Dazu ein Wort zu Bambi: ich würd es jugendlichen Elan nehmen, aber es schien er wolle der Welt erst einmal zeigen, was er im 1:1 alles so kann. Dass er gegen so einen Gegner dann natürlich entsprechend auf die Füße bekommt, wenn er sich gegen 3 Mann festrennt, ist meh als logisch. Insofern war das ziemlich unglücklich. Spontan musste ich an Florian Wirtz denken: was wäre gewesen, wenn ein echter Weltklasse 10er reingekommen wäre und den Spielaufbau noch einmal auf eine andere Ebene hebt. Er bringt Ruhe hinein, setzt offensive Akzente und legt Musiala für seine Dribblings auf. Einen solchen Spieltypus hätte ich inbesondere nach dem Ausgleich gerne gesehen, als die Mannschaft 10 Minuten in’s Schwimmen kam und dann reflexartig probiert, ihre Flügelsieler im 1:1 in Szene zu setzen. Aber das ist eine andere Diskussion. Immerhin konnte ich Thomas Müller ein letztes Mal noch einmal live erleben an einem insgesamt interssanten und erfolgeichen Bayern-Fußballabend.
@Bootsmann Mit „kann“ war das etwas missverständlich formuliert. Ich wollte eigentlich sagen, dass Bayern Aznou diese Rolle nicht zutaut und er deswegen diese Rolle nicht ausfüllen kann/darf.
Deswegen bin ich ja auch nicht dafür einen klassischen linearen Flügelspieler zu verpflichten sondern einen Spieler der sowohl Außen wie Innen in der Offensive spielen kann.
Genau richtig. Danke für die Klarstellung.

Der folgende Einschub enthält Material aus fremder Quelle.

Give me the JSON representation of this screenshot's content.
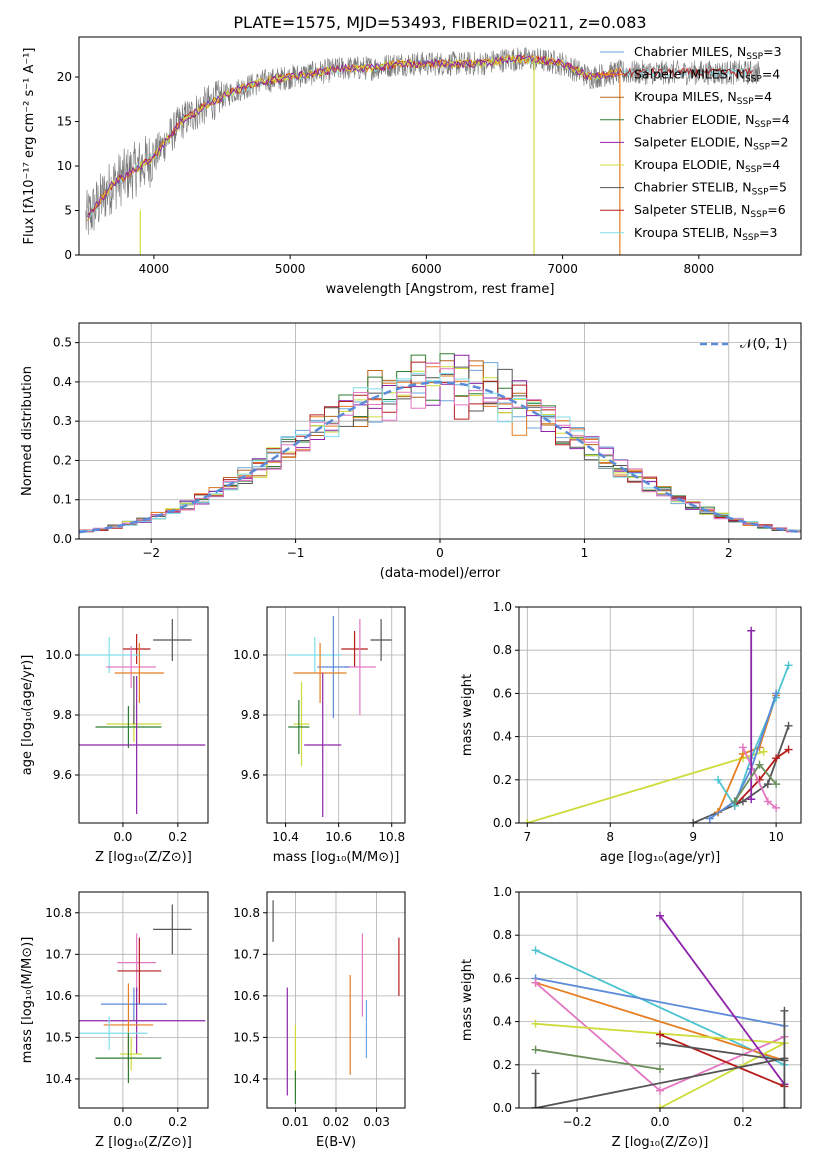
{
  "figure_title": "PLATE=1575, MJD=53493, FIBERID=0211, z=0.083",
  "colors": {
    "c1": "#6fa8dc",
    "c2": "#e67e22",
    "c3": "#b5651d",
    "c4": "#2e7d32",
    "c5": "#8e24aa",
    "c6": "#cddc39",
    "c7": "#555555",
    "c8": "#b71c1c",
    "c9": "#80deea",
    "pink": "#e377c2",
    "blue": "#5b8ad8",
    "teal": "#4cc3d0",
    "green": "#6a8f5a",
    "dash": "#5b8ad8"
  },
  "legend": [
    {
      "name": "Chabrier MILES, N",
      "sub": "SSP",
      "tail": "=3",
      "color": "c1"
    },
    {
      "name": "Salpeter MILES, N",
      "sub": "SSP",
      "tail": "=4",
      "color": "c2"
    },
    {
      "name": "Kroupa MILES, N",
      "sub": "SSP",
      "tail": "=4",
      "color": "c3"
    },
    {
      "name": "Chabrier ELODIE, N",
      "sub": "SSP",
      "tail": "=4",
      "color": "c4"
    },
    {
      "name": "Salpeter ELODIE, N",
      "sub": "SSP",
      "tail": "=2",
      "color": "c5"
    },
    {
      "name": "Kroupa ELODIE, N",
      "sub": "SSP",
      "tail": "=4",
      "color": "c6"
    },
    {
      "name": "Chabrier STELIB, N",
      "sub": "SSP",
      "tail": "=5",
      "color": "c7"
    },
    {
      "name": "Salpeter STELIB, N",
      "sub": "SSP",
      "tail": "=6",
      "color": "c8"
    },
    {
      "name": "Kroupa STELIB, N",
      "sub": "SSP",
      "tail": "=3",
      "color": "c9"
    }
  ],
  "chart_data": [
    {
      "type": "line",
      "xlabel": "wavelength [Angstrom, rest frame]",
      "ylabel": "Flux [fλ10⁻¹⁷ erg cm⁻² s⁻¹ A⁻¹]",
      "xlim": [
        3450,
        8750
      ],
      "ylim": [
        0,
        24.5
      ],
      "xticks": [
        "4000",
        "5000",
        "6000",
        "7000",
        "8000"
      ],
      "yticks": [
        "0",
        "5",
        "10",
        "15",
        "20"
      ],
      "grid": false,
      "legend_loc": "right",
      "spectrum_envelope": {
        "x": [
          3500,
          3700,
          3900,
          4000,
          4200,
          4400,
          4600,
          4800,
          5000,
          5200,
          5400,
          5600,
          5800,
          6000,
          6200,
          6400,
          6600,
          6800,
          7000,
          7200,
          7400
        ],
        "y": [
          4,
          8,
          10,
          11,
          15,
          17,
          18.5,
          19.5,
          20,
          20.5,
          21,
          21,
          21.5,
          21.5,
          21.5,
          21.5,
          22,
          22,
          21.5,
          20,
          20.5
        ]
      }
    },
    {
      "type": "line",
      "xlabel": "(data-model)/error",
      "ylabel": "Normed distribution",
      "xlim": [
        -2.5,
        2.5
      ],
      "ylim": [
        0,
        0.55
      ],
      "xticks": [
        "−2",
        "−1",
        "0",
        "1",
        "2"
      ],
      "yticks": [
        "0.0",
        "0.1",
        "0.2",
        "0.3",
        "0.4",
        "0.5"
      ],
      "grid": true,
      "legend_loc": "top-right",
      "legend_label": "𝒩(0, 1)",
      "gaussian": {
        "mu": 0,
        "sigma": 1
      }
    },
    {
      "type": "scatter",
      "xlabel": "Z [log₁₀(Z/Z⊙)]",
      "ylabel": "age  [log₁₀(age/yr)]",
      "xlim": [
        -0.16,
        0.31
      ],
      "ylim": [
        9.44,
        10.16
      ],
      "xticks": [
        "0.0",
        "0.2"
      ],
      "yticks": [
        "9.6",
        "9.8",
        "10.0"
      ],
      "grid": true,
      "points": [
        {
          "x": 0.18,
          "y": 10.05,
          "xerr": 0.07,
          "yerr": 0.07,
          "color": "c7"
        },
        {
          "x": 0.05,
          "y": 10.02,
          "xerr": 0.05,
          "yerr": 0.05,
          "color": "c8"
        },
        {
          "x": -0.05,
          "y": 10.0,
          "xerr": 0.12,
          "yerr": 0.06,
          "color": "c9"
        },
        {
          "x": 0.03,
          "y": 9.96,
          "xerr": 0.09,
          "yerr": 0.07,
          "color": "pink"
        },
        {
          "x": 0.06,
          "y": 9.94,
          "xerr": 0.09,
          "yerr": 0.1,
          "color": "c2"
        },
        {
          "x": 0.04,
          "y": 9.77,
          "xerr": 0.1,
          "yerr": 0.06,
          "color": "c6"
        },
        {
          "x": 0.02,
          "y": 9.76,
          "xerr": 0.12,
          "yerr": 0.07,
          "color": "c4"
        },
        {
          "x": 0.05,
          "y": 9.7,
          "xerr": 0.25,
          "yerr": 0.23,
          "color": "c5"
        },
        {
          "x": 0.04,
          "y": 9.85,
          "xerr": 0.0,
          "yerr": 0.08,
          "color": "c7"
        }
      ]
    },
    {
      "type": "scatter",
      "xlabel": "mass [log₁₀(M/M⊙)]",
      "ylabel": "",
      "xlim": [
        10.33,
        10.85
      ],
      "ylim": [
        9.44,
        10.16
      ],
      "xticks": [
        "10.4",
        "10.6",
        "10.8"
      ],
      "yticks": [
        "9.6",
        "9.8",
        "10.0"
      ],
      "grid": true,
      "points": [
        {
          "x": 10.76,
          "y": 10.05,
          "xerr": 0.04,
          "yerr": 0.07,
          "color": "c7"
        },
        {
          "x": 10.66,
          "y": 10.02,
          "xerr": 0.05,
          "yerr": 0.06,
          "color": "c8"
        },
        {
          "x": 10.51,
          "y": 10.0,
          "xerr": 0.1,
          "yerr": 0.06,
          "color": "c9"
        },
        {
          "x": 10.68,
          "y": 9.96,
          "xerr": 0.06,
          "yerr": 0.16,
          "color": "pink"
        },
        {
          "x": 10.58,
          "y": 9.96,
          "xerr": 0.06,
          "yerr": 0.17,
          "color": "blue"
        },
        {
          "x": 10.53,
          "y": 9.94,
          "xerr": 0.1,
          "yerr": 0.1,
          "color": "c2"
        },
        {
          "x": 10.46,
          "y": 9.77,
          "xerr": 0.03,
          "yerr": 0.14,
          "color": "c6"
        },
        {
          "x": 10.45,
          "y": 9.76,
          "xerr": 0.04,
          "yerr": 0.09,
          "color": "c4"
        },
        {
          "x": 10.54,
          "y": 9.7,
          "xerr": 0.07,
          "yerr": 0.24,
          "color": "c5"
        }
      ]
    },
    {
      "type": "line",
      "xlabel": "age  [log₁₀(age/yr)]",
      "ylabel": "mass weight",
      "xlim": [
        6.9,
        10.3
      ],
      "ylim": [
        0,
        1.0
      ],
      "xticks": [
        "7",
        "8",
        "9",
        "10"
      ],
      "yticks": [
        "0.0",
        "0.2",
        "0.4",
        "0.6",
        "0.8",
        "1.0"
      ],
      "grid": true,
      "series": [
        {
          "color": "c6",
          "x": [
            7.0,
            9.85,
            9.6
          ],
          "y": [
            0.0,
            0.33,
            0.3
          ]
        },
        {
          "color": "c7",
          "x": [
            9.0,
            9.3,
            9.6,
            9.9,
            10.15
          ],
          "y": [
            0.0,
            0.05,
            0.1,
            0.18,
            0.45
          ]
        },
        {
          "color": "c8",
          "x": [
            9.5,
            9.8,
            10.0,
            10.15
          ],
          "y": [
            0.08,
            0.2,
            0.3,
            0.34
          ]
        },
        {
          "color": "c2",
          "x": [
            9.3,
            9.6,
            9.8,
            10.0
          ],
          "y": [
            0.05,
            0.32,
            0.35,
            0.59
          ]
        },
        {
          "color": "teal",
          "x": [
            9.3,
            9.5,
            9.7,
            10.0,
            10.15
          ],
          "y": [
            0.2,
            0.08,
            0.3,
            0.58,
            0.73
          ]
        },
        {
          "color": "blue",
          "x": [
            9.2,
            9.5,
            9.7,
            10.0
          ],
          "y": [
            0.02,
            0.1,
            0.25,
            0.6
          ]
        },
        {
          "color": "pink",
          "x": [
            9.6,
            9.9,
            10.0
          ],
          "y": [
            0.35,
            0.1,
            0.07
          ]
        },
        {
          "color": "c5",
          "x": [
            9.7,
            9.7
          ],
          "y": [
            0.11,
            0.89
          ]
        },
        {
          "color": "green",
          "x": [
            9.5,
            9.8,
            10.0
          ],
          "y": [
            0.1,
            0.27,
            0.18
          ]
        }
      ]
    },
    {
      "type": "scatter",
      "xlabel": "Z [log₁₀(Z/Z⊙)]",
      "ylabel": "mass [log₁₀(M/M⊙)]",
      "xlim": [
        -0.16,
        0.31
      ],
      "ylim": [
        10.33,
        10.85
      ],
      "xticks": [
        "0.0",
        "0.2"
      ],
      "yticks": [
        "10.4",
        "10.5",
        "10.6",
        "10.7",
        "10.8"
      ],
      "grid": true,
      "points": [
        {
          "x": 0.18,
          "y": 10.76,
          "xerr": 0.07,
          "yerr": 0.06,
          "color": "c7"
        },
        {
          "x": 0.05,
          "y": 10.68,
          "xerr": 0.07,
          "yerr": 0.07,
          "color": "pink"
        },
        {
          "x": 0.06,
          "y": 10.66,
          "xerr": 0.08,
          "yerr": 0.08,
          "color": "c8"
        },
        {
          "x": 0.04,
          "y": 10.58,
          "xerr": 0.12,
          "yerr": 0.04,
          "color": "blue"
        },
        {
          "x": 0.05,
          "y": 10.54,
          "xerr": 0.25,
          "yerr": 0.08,
          "color": "c5"
        },
        {
          "x": 0.02,
          "y": 10.53,
          "xerr": 0.09,
          "yerr": 0.1,
          "color": "c2"
        },
        {
          "x": -0.05,
          "y": 10.51,
          "xerr": 0.14,
          "yerr": 0.04,
          "color": "c9"
        },
        {
          "x": 0.03,
          "y": 10.46,
          "xerr": 0.04,
          "yerr": 0.04,
          "color": "c6"
        },
        {
          "x": 0.02,
          "y": 10.45,
          "xerr": 0.12,
          "yerr": 0.06,
          "color": "c4"
        }
      ]
    },
    {
      "type": "scatter",
      "xlabel": "E(B-V)",
      "ylabel": "",
      "xlim": [
        0.003,
        0.037
      ],
      "ylim": [
        10.33,
        10.85
      ],
      "xticks": [
        "0.01",
        "0.02",
        "0.03"
      ],
      "yticks": [
        "10.4",
        "10.5",
        "10.6",
        "10.7",
        "10.8"
      ],
      "grid": true,
      "points": [
        {
          "x": 0.0045,
          "y": 10.78,
          "xerr": 0,
          "yerr": 0.05,
          "color": "c7"
        },
        {
          "x": 0.0355,
          "y": 10.67,
          "xerr": 0,
          "yerr": 0.07,
          "color": "c8"
        },
        {
          "x": 0.0265,
          "y": 10.65,
          "xerr": 0,
          "yerr": 0.1,
          "color": "pink"
        },
        {
          "x": 0.0235,
          "y": 10.53,
          "xerr": 0,
          "yerr": 0.12,
          "color": "c2"
        },
        {
          "x": 0.0275,
          "y": 10.52,
          "xerr": 0,
          "yerr": 0.07,
          "color": "c1"
        },
        {
          "x": 0.008,
          "y": 10.49,
          "xerr": 0,
          "yerr": 0.13,
          "color": "c5"
        },
        {
          "x": 0.01,
          "y": 10.45,
          "xerr": 0,
          "yerr": 0.08,
          "color": "c6"
        },
        {
          "x": 0.01,
          "y": 10.38,
          "xerr": 0,
          "yerr": 0.04,
          "color": "c4"
        }
      ]
    },
    {
      "type": "line",
      "xlabel": "Z [log₁₀(Z/Z⊙)]",
      "ylabel": "mass weight",
      "xlim": [
        -0.34,
        0.34
      ],
      "ylim": [
        0,
        1.0
      ],
      "xticks": [
        "−0.2",
        "0.0",
        "0.2"
      ],
      "yticks": [
        "0.0",
        "0.2",
        "0.4",
        "0.6",
        "0.8",
        "1.0"
      ],
      "grid": true,
      "series": [
        {
          "color": "teal",
          "x": [
            -0.3,
            0.3
          ],
          "y": [
            0.73,
            0.2
          ]
        },
        {
          "color": "blue",
          "x": [
            -0.3,
            0.3
          ],
          "y": [
            0.6,
            0.38
          ]
        },
        {
          "color": "c2",
          "x": [
            -0.3,
            0.3
          ],
          "y": [
            0.58,
            0.22
          ]
        },
        {
          "color": "pink",
          "x": [
            -0.3,
            0.0,
            0.3
          ],
          "y": [
            0.58,
            0.08,
            0.33
          ]
        },
        {
          "color": "c6",
          "x": [
            -0.3,
            0.3
          ],
          "y": [
            0.39,
            0.3
          ]
        },
        {
          "color": "c6",
          "x": [
            0.0,
            0.3
          ],
          "y": [
            0.0,
            0.3
          ]
        },
        {
          "color": "green",
          "x": [
            -0.3,
            0.0
          ],
          "y": [
            0.27,
            0.18
          ]
        },
        {
          "color": "c5",
          "x": [
            0.0,
            0.3
          ],
          "y": [
            0.89,
            0.11
          ]
        },
        {
          "color": "c8",
          "x": [
            0.0,
            0.3
          ],
          "y": [
            0.34,
            0.1
          ]
        },
        {
          "color": "c7",
          "x": [
            -0.3,
            0.3
          ],
          "y": [
            0.0,
            0.23
          ]
        },
        {
          "color": "c7",
          "x": [
            -0.3,
            -0.3
          ],
          "y": [
            0.0,
            0.16
          ]
        },
        {
          "color": "c7",
          "x": [
            0.0,
            0.3
          ],
          "y": [
            0.3,
            0.22
          ]
        },
        {
          "color": "c7",
          "x": [
            0.3,
            0.3
          ],
          "y": [
            0.0,
            0.45
          ]
        }
      ]
    }
  ]
}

Und ich mag Argentinien. Sowohl Land als auch Leute, man muss sie halt so nehmen, wie sie sind. Es geht ja eher um Erklärungsversuche, warum die Lunte bei ihnen halt deutlich kürzer ist. Aber sie sind auch sehr schnell wieder entspannt. Früher nannte man das heißblütig. Das sind sie.